Lo sbuffo di polvere bianca dalla mano, anticipa ormai da tempo l'imminente mossa del climber e sin dalle prime arrampicate sulle vie di grado 4 e 5 le nuove leve vengono iniziate dagli amici più bravi all'uso della magnesite. Una bella infarinata prima di partire e una serie continua di ripassate per prendere coraggio prima dei passaggi che sembrano più duri (tutti).

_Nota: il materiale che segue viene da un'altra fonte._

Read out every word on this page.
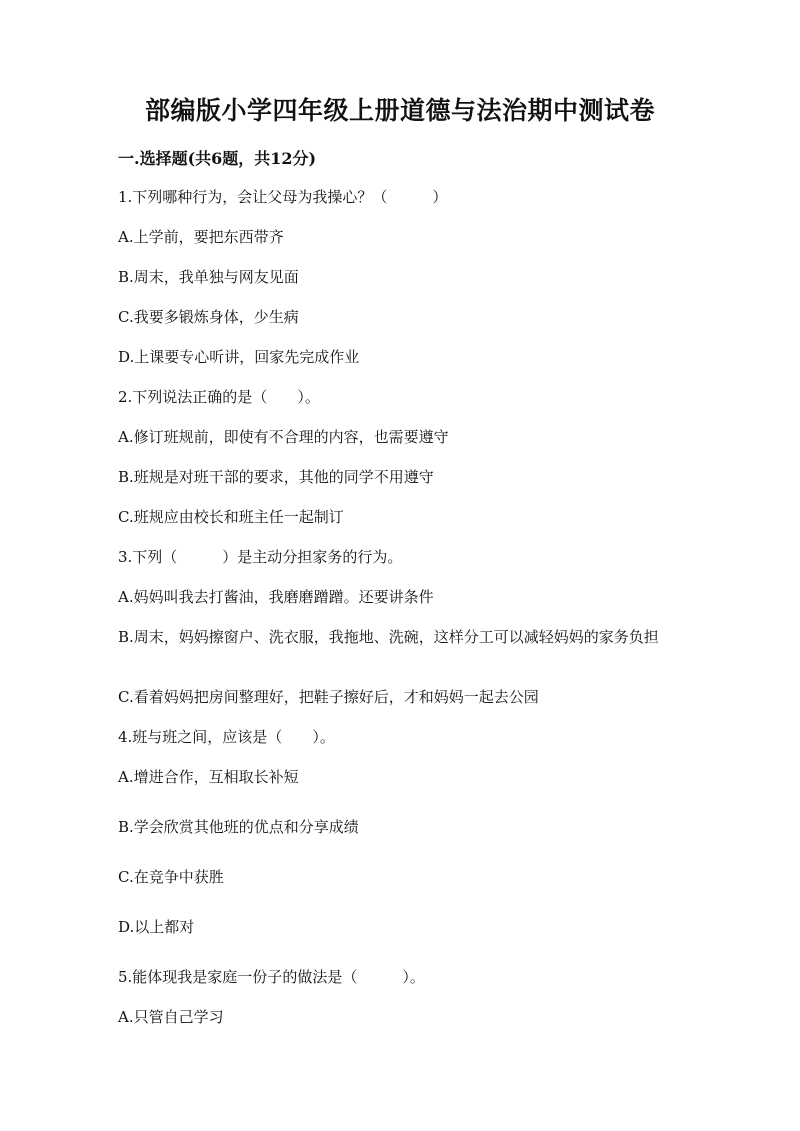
部编版小学四年级上册道德与法治期中测试卷
一.选择题(共6题，共12分)
1.下列哪种行为，会让父母为我操心？（　　　）
A.上学前，要把东西带齐
B.周末，我单独与网友见面
C.我要多锻炼身体，少生病
D.上课要专心听讲，回家先完成作业
2.下列说法正确的是（　　）。
A.修订班规前，即使有不合理的内容，也需要遵守
B.班规是对班干部的要求，其他的同学不用遵守
C.班规应由校长和班主任一起制订
3.下列（　　　）是主动分担家务的行为。
A.妈妈叫我去打酱油，我磨磨蹭蹭。还要讲条件
B.周末，妈妈擦窗户、洗衣服，我拖地、洗碗，这样分工可以减轻妈妈的家务负担
C.看着妈妈把房间整理好，把鞋子擦好后，才和妈妈一起去公园
4.班与班之间，应该是（　　）。
A.增进合作，互相取长补短
B.学会欣赏其他班的优点和分享成绩
C.在竞争中获胜
D.以上都对
5.能体现我是家庭一份子的做法是（　　　）。
A.只管自己学习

Nel bouldering, la necessità di curare in maniera maniacale ogni particolare della breve ed intensa prestazione ha portato a specifiche soluzioni tecniche; inoltre in questa disciplina dove si passa molto tempo a terra tra amici, si possono riscontrare molti elementi tipici della vita di gruppo: adozione di un modello di comportamento distintivo, cura del look, emulazione del più fico, ecc.

Spazzolini da denti e spazzoloni da water hanno cominciato a far parte della poca attrezzatura del "vero" blocchista; la magnesite si accumula sulle prese diventando controproducente, terriccio e detriti vanno rimossi dai massi più "naturali", perchè non modificare la destinazione d'uso di strumenti che ogni giorno usiamo per rimuovere placca o altro..? .

brush
Come sempre accade le aziende hanno colto il nuovo bisogno, ed oggi sono disponibili specifici "brushing kit" da bouldering (desiderati ormai anche dalle colf con i compiti più ingrati). Montando lo spazzolino preferito su un palo telescopico specifico per rinviare, o una qualunque prolunga da imbianchino, si raggiungono facilmente tutte le prese.

Qualche regola infine, per pulire i massi in maniera "sostenibile":

non usare spazzole di ferro

eliminare le antiestetiche macchie bianche prima di andare via

non utilizzare le "fiamme ossidriche" a propano per asciugare le prese bagnate (che bestie!)

non utilizzare lo spazzolone del water di casa.